In rare alignment with climate activists, Big Oil wants the D.C. Circuit to reinstate rules that aim to decrease smog emissions — at the expense, farmers say, of America’s corn belt.
WASHINGTON (CN) — Two years after the Trump administration authorized year-round sales of high-ethanol gasoline, oil interests greased the wheels at the D.C. Circuit on Tuesday to bring back restrictions on the fuel in summer months.
President Barack Obama had been in power in 2011 when the Environmental Protection Agency prohibited the sale of E15 fuel — a blend that consists of 15% corn-based ethanol and 85% gasoline — between May and September in an effort to reduce smog emissions. With pressure from Midwestern farmers, whose corn feeds the production of ethanol, the Trump administration approved the use of the high-ethanol fuel to be used year-round in May 2019.
Representing the country’s oil refineries, the group American Fuel & Petrochemical Manufacturers petitioned the D.C. Circuit for review. Along with advocacy groups representing oil, motorcycle and maritime interests, the industry contends that the Clean Air Act’s language is clear: gasoline can only contain up to 10% ethanol.
Their attorney Kevin King told the court Tuesday during oral arguments that, without floor or ceiling requirements, the EPA should use 10% as a target, even if it is not hit precisely.
“There is room for ambiguity in the statute, but Congress cannot go further than the ambiguity allows,” King said.
EPA counsel Perry Rosen rankled the court, however, in saying that the statute’s ambiguity could allow anywhere from 10% to 49% ethanol in gasoline.
“If we wanted a supplemental briefing with five pages of argument, would you deem it appropriate to file a supplemental brief with 10 pages, under the rationale that it contains 5 pages of argument?” U.S. Circuit Judge Robert L. Wilkins asked.
“Or If I told you that Arnold Palmer is a drink that contains iced tea and 50% lemonade, and then gave you a teaspoon of ice tea and filled the remainder of the glass with lemonade — would you think I was receiving an Arnold Palmer?”
Rosen agreed that he wouldn’t.
“But by the same token,” he told the Obama appointee, “if there were a statue that required for a piece of jewelry to contain 10% gold to be considered gold plated, and it contained 20%, that statute would be interpreted as at least 10%.”
Rosen continued that if a juice label claims that it contains 10% real fruit, that means that it is at least 10% real fruit.
“When you’re dealing with chemicals, and it’s a specific amount — it means that amount and can’t see any ambiguity at all,” Wilkins retorted.
In a statement about the case, the oil industry group accused the EPA of intruding on the will of Congress.
“After nearly 30 years of arguing that Clean Air Act Reid Vapor Pressure waivers apply to gasoline containing ‘at least 9 percent and no more than 10 percent’ ethanol,” a spokesperson for the group said, “EPA is now claiming the exact opposite — that the statue is ‘ambiguous.’”
It’s up to the judges to interpret what Congress intended with the statute.
“I just wonder what the principles are that we are laying down,” said U.S. Circuit Judge Judith Rogers, a Clinton appointee. “Words either mean something or they don’t.”
High-ethanol gasoline doesn’t make much of a difference with evaporative emissions, but it does increase the pollution emitted from tailpipe emissions — though the EPA claims the pollution is minimal.
“We are talking about a fuel blend with just 5% additional ethanol that’s been sold for a decade for nearly two-thirds of the year without any significant environmental issues,” Rosen told judges on Tuesday. “It serves the purpose and intent of the statute, which was to provide a special allowance for ethanol to support the agricultural industry and energy security.”
After President Donald Trump gave E15 the 12-month green light, adoption of high-ethanol gasoline has remained slow.
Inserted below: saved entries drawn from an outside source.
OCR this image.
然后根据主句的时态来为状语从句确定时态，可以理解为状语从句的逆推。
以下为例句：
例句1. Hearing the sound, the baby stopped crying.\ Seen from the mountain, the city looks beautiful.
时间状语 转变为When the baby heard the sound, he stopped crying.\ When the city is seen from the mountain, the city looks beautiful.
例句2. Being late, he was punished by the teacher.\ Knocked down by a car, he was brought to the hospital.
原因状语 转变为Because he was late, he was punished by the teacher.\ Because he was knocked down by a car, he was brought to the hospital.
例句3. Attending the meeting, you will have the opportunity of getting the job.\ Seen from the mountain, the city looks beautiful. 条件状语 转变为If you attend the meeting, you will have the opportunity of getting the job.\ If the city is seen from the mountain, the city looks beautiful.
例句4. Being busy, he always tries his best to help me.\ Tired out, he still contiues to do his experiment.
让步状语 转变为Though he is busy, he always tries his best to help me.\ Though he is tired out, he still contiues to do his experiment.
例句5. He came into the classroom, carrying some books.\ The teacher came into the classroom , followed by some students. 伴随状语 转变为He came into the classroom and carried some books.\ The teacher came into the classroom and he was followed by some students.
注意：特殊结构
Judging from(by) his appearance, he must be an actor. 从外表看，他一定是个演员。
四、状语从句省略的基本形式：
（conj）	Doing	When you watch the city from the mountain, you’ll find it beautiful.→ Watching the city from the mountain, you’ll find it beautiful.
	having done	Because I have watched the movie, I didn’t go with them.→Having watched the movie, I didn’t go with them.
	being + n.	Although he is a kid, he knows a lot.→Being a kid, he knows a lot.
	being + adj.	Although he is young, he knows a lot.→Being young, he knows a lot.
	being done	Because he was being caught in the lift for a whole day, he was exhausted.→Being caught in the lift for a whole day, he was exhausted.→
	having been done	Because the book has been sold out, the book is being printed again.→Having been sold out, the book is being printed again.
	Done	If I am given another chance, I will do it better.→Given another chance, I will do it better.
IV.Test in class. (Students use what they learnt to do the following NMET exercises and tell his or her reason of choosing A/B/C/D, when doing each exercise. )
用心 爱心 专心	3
Throughout the past decade, E15 accounts for only about 1% of the fuel sold at retail gas stations in the United States.
During Trump’s unsuccessful reelection campaign, the oil group behind Monday’s appeal ran 30-second ads against him in the swing states of Michigan, Pennsylvania, Ohio and Wisconsin throughout July 2019.
On the Democratic campaign trail, meanwhile, Minnesota Senator Amy Klobuchar used the controversy to position herself as the farmer-friendly candidate.